Results. Peak prosthesis aortic gradient in group 1 was 16.3±4.4 (8–29), in group 2 – 24.7±4.7 (14.4–
34) mm Hg (p=0.006), mean prosthesis gradient in group 1 was 7.5±2.7 (4–16), in 2 group – 13.9±3.4
(7–21) mm Hg (p=0.04). The area of the aortic orifice in group 1 – 2.14±0.16 (1.67–2.41),
in group 2 – 2.12±0.21 cm2 (of 1.77 and 2.7) (p=0.3). The effective orifice area of the aortic valve
in group 1 was 1.31±0.11 (1.17–1.62), in group 2 – 1.27±0.18 (1.09–2.13) cm2/m2 (p=0.07).

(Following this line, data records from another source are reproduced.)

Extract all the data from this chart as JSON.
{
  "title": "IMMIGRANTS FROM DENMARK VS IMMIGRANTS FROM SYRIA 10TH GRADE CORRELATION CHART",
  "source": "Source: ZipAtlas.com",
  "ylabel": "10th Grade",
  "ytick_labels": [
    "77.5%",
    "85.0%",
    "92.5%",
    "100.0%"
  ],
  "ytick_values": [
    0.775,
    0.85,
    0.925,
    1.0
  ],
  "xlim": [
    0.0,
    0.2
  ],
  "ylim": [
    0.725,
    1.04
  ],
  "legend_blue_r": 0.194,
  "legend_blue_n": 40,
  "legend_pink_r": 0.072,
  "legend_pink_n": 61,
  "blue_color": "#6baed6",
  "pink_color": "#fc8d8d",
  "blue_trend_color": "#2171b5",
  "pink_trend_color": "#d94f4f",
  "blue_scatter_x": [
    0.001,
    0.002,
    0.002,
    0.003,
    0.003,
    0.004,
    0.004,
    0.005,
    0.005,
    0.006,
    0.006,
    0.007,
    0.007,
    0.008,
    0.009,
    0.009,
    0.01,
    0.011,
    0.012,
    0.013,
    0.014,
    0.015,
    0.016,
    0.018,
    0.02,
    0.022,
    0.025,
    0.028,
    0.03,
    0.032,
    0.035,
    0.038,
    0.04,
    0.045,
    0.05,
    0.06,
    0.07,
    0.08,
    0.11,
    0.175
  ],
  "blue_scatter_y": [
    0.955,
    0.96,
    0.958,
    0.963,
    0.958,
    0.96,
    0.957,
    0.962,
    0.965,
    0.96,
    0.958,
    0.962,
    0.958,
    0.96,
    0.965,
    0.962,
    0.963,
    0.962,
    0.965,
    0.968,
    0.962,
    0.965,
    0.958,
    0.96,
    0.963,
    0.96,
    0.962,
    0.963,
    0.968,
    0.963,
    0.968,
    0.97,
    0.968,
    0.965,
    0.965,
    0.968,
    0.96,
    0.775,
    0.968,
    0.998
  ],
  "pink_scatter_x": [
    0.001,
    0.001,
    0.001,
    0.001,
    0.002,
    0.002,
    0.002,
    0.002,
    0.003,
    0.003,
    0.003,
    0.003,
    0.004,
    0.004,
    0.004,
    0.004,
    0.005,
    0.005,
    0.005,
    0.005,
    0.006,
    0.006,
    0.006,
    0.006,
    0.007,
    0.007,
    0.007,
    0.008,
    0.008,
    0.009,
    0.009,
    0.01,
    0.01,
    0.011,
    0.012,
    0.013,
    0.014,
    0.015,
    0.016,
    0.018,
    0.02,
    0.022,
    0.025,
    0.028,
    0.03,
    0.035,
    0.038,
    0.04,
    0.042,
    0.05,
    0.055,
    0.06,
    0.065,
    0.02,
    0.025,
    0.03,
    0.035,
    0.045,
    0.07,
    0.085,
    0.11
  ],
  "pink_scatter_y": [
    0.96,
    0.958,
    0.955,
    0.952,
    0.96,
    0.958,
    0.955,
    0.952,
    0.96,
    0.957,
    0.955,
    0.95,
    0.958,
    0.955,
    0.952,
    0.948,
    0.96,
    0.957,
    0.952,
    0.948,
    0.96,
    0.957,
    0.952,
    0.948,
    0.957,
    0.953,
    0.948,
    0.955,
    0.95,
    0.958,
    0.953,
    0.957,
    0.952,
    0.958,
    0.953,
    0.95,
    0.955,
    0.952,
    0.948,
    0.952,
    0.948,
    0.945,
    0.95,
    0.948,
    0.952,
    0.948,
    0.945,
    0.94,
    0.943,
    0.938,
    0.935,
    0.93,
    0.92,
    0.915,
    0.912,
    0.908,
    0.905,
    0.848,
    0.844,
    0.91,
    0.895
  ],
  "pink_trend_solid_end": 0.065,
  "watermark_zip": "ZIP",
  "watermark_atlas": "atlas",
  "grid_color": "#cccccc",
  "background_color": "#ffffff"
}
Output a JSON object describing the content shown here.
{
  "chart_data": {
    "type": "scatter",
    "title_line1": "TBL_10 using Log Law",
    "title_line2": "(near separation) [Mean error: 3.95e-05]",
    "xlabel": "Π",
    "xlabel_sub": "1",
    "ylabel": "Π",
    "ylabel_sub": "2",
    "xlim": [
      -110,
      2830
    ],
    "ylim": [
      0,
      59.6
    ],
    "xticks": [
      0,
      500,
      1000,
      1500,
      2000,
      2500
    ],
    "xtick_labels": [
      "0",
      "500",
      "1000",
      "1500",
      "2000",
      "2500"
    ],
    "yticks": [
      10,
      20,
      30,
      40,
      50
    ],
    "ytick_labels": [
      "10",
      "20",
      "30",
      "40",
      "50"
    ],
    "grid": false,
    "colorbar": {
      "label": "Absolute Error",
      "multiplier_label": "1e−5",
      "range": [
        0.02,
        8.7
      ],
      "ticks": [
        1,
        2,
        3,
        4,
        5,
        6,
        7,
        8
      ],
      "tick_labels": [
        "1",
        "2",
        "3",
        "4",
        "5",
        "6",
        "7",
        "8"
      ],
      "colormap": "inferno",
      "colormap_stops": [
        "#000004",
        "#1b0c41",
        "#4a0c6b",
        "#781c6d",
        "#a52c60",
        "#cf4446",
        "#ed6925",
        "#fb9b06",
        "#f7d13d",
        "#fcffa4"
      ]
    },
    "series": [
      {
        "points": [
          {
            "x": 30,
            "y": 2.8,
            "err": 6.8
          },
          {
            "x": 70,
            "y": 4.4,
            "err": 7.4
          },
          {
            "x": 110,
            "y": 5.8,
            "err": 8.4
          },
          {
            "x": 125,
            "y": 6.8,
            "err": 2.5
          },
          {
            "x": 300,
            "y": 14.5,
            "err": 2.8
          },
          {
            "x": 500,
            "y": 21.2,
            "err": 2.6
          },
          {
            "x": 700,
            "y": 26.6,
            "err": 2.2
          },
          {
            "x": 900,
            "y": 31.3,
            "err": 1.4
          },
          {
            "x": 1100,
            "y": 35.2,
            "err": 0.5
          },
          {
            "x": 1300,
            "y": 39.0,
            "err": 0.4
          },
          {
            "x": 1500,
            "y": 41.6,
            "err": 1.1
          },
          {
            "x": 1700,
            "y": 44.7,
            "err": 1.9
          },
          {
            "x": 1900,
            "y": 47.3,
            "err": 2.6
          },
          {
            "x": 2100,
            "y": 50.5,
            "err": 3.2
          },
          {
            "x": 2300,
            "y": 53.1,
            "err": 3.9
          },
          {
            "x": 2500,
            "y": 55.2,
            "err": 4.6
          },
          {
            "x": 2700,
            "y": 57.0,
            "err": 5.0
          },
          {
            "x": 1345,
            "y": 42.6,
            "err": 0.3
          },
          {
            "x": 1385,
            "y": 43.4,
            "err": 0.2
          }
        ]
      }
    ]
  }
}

Conclusion. Stentless xenopericardial biological prostheses in comparison with stented prostheses demonstrate better hemodynamic characteristics after aortic valve replacement in elderly patients. Peak prosthesis gradient in a year after implantation in group with stentless
biological prostheses was 30 % lower than that in the group with stented prostheses.
Keywords:aortic valve disease, aortic valve replacement, biological prosthesis, heart failure
Clin. Experiment. Surg. Petrovsky J. 2017; 5 (2): 57–65.
DOI: 10.24411/2308-1198-2017-00034
Received: 09.03.2017. Accepted: 19.04.2017.